When applying for financial aid, you may hear some terms that you’re unfamiliar with. Here are some common terms and their definitions that will hopefully help you throughout the process.
Award Amount - Amount of aid a school expects to pay a student based on the student’s current grant and loan eligibility, enrollment, Expected Family Contribution (EFC), and the school's cost of attendance.
Award Letter - An offer from a college or career school that states the type and amount of financial aid the school is willing to provide if you accept admission and register to take classes at that school.
Cost of Attendance (COA) - The total amount it will cost you to go to school—usually stated as a yearly figure. COA includes tuition and fees; room and board (or a housing and food allowance); and allowances for books, supplies, transportation, loan fees, and dependent care. It also includes miscellaneous and personal expenses, including an allowance for the rental or purchase of a personal computer; costs related to a disability; and reasonable costs for eligible study-abroad programs.
Dependent Student - Undergraduate students who are under age 24 as of December 31 of the award year are considered to be dependent for federal student aid purposes unless they are married, have dependents other than a spouse, are an orphan, are a veteran or active duty member of the US Armed Forces or satisfy other very limited criteria. If you’re a dependent student, you will report your and your parents’ information.
Expected Family Contribution (EFC) - This is the number that’s used to determine your eligibility for federal student financial aid. This number results from the financial information you provide in your FAFSA form, the application for federal student aid. Your EFC is reported to you on your Student Aid Report (SAR).
FAFSA Form - The free application for federal student aid which can be found at fafsa.gov.
Federal Student Aid - Part of the U.S. Department of Education and is the largest provider of student financial aid in the nation. The office of Federal Student Aid provides grants, loans, and work-study funds for college or career school.
Financial Aid Package - The total amount of financial aid (federal and nonfederal) a student is offered by a college or career school. The school's financial aid staff combines various forms of aid into a “package” to help meet a student’s education costs.
FSA ID - Username and password that you will need if you plan to sign your FAFSA form electronically. Your FSA ID also can be used to sign loan contracts and to access certain information online.
Grant - Financial aid, often based on financial need, that does not need to be repaid (unless, for example, you withdraw from school and owe a refund).
Independent Student - An independent student is one of the following: at least 24 years old, married, a graduate or professional student, a veteran, a member of the armed forces, an orphan, a ward of the court, or someone with legal dependents other than a spouse, an emancipated minor or someone who is homeless or at risk of becoming homeless.
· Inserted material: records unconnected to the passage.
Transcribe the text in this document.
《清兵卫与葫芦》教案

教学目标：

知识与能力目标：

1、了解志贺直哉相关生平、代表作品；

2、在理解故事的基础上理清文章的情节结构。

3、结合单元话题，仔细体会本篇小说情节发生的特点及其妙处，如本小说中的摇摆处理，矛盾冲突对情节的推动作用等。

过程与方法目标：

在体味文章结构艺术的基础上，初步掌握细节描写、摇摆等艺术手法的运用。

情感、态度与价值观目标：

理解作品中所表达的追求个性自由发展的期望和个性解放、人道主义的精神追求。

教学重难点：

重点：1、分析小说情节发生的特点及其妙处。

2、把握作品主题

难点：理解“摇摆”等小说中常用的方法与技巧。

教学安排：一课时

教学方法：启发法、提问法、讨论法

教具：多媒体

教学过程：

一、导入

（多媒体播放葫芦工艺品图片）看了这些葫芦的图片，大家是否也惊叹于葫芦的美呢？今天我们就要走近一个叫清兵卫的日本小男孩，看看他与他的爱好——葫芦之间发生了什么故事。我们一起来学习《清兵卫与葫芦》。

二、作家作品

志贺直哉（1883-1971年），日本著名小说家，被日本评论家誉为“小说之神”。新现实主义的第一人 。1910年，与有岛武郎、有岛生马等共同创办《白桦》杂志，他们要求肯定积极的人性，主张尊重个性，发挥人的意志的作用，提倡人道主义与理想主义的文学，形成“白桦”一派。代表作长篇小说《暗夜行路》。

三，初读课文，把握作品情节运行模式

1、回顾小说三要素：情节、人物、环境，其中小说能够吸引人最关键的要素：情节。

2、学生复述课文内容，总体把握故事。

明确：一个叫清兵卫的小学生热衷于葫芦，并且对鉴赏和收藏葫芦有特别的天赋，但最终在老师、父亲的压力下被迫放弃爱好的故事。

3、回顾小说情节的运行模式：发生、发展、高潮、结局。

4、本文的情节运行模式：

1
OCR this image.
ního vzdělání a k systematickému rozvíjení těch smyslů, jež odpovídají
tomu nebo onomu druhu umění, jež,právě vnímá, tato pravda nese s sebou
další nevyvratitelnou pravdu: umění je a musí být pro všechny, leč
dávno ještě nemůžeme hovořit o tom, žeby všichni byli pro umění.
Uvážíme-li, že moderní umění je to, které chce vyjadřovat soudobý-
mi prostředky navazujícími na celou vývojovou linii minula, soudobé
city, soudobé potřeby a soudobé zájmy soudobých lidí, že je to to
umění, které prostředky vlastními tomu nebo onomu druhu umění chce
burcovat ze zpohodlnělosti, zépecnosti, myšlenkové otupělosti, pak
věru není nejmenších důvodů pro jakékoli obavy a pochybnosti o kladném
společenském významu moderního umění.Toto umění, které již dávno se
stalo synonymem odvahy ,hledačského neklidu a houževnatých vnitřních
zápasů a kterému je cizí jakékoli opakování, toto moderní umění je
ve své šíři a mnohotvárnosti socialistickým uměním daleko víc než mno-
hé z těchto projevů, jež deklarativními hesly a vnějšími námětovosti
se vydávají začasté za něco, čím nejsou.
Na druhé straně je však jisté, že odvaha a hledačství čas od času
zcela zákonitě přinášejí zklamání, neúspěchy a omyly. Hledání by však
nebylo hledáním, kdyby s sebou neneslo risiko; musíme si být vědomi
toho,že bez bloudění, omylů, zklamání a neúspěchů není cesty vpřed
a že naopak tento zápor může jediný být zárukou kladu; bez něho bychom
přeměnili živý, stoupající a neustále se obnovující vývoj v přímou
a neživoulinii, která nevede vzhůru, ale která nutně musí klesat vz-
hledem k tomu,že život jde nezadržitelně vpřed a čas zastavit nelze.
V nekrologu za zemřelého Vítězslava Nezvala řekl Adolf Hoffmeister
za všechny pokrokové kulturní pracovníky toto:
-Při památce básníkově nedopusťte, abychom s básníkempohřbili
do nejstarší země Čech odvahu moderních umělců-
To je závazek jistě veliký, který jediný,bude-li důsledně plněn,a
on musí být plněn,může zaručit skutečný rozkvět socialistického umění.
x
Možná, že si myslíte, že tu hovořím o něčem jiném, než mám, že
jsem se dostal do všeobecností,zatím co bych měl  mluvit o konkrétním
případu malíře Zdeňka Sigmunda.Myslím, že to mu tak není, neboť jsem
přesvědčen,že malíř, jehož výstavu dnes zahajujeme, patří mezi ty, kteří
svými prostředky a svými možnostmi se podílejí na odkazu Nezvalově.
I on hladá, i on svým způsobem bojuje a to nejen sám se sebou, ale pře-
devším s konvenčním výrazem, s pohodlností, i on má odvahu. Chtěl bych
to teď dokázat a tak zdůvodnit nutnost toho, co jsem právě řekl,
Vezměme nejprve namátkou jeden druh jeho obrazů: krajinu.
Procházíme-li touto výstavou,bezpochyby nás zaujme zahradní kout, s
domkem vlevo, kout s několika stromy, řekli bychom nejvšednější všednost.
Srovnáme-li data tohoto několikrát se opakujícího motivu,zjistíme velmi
If you’re an independent student, you will report your own information (and, if you’re married, your spouse’s).
IRS Data Retrieval Tool (IRS DRT) - The IRS DRT provides tax data that automatically fills in information for part of the FAFSA form, as well as for the income-driven repayment plan application for federal student loan borrowers. You can still manually enter your tax return information, but the IRS DRT is the fastest, most accurate way to input your tax return information into the FAFSA form.
Loan - Borrowed money that will need to be paid back. There are several types of loans you can receive, some that are Federal and some that are not. Federal loans are made by the U.S. Department of Education and are available by filling out the FAFSA. Private/Nonfederal loans can be made by a lender such as a bank, credit union, state agency, or school.
Merit-Based Aid - Based on a student's skill or ability. Example: A merit-based scholarship might be awarded based on a student's high grades.
Need-Based Aid - Based on a student's financial need. Example: A need-based grant might be awarded based on a student's low income.
Net Price - An estimate of the actual cost that a student and their family needs to pay in a given year to cover education expenses for the student to attend a particular school. Net price is determined by taking the institution's cost of attendance and subtracting any grants and scholarships for which the student may be eligible.
Satisfactory Academic Progress - A school’s standards for satisfactory academic progress toward a degree or certificate offered by that institution. Check with your school to find out its standards.
Scholarship - Money awarded to students based on academic or other achievements to help pay for education expenses. Scholarships generally do not have to be repaid.
Student Aid Report (SAR) - This is the number that’s used to determine your eligibility for federal student financial aid. This number results from the financial information you provide in your FAFSA form, the application for federal student aid. Your EFC is reported to you on your Student Aid Report (SAR).
Verification - The process your school uses to confirm that the data reported on your FAFSA form is accurate. Your school has the authority to contact you for documentation that supports income and other information that you reported.
Work-Study - A federal student aid program that provides part-time employment while you are enrolled in school to help pay your education expenses.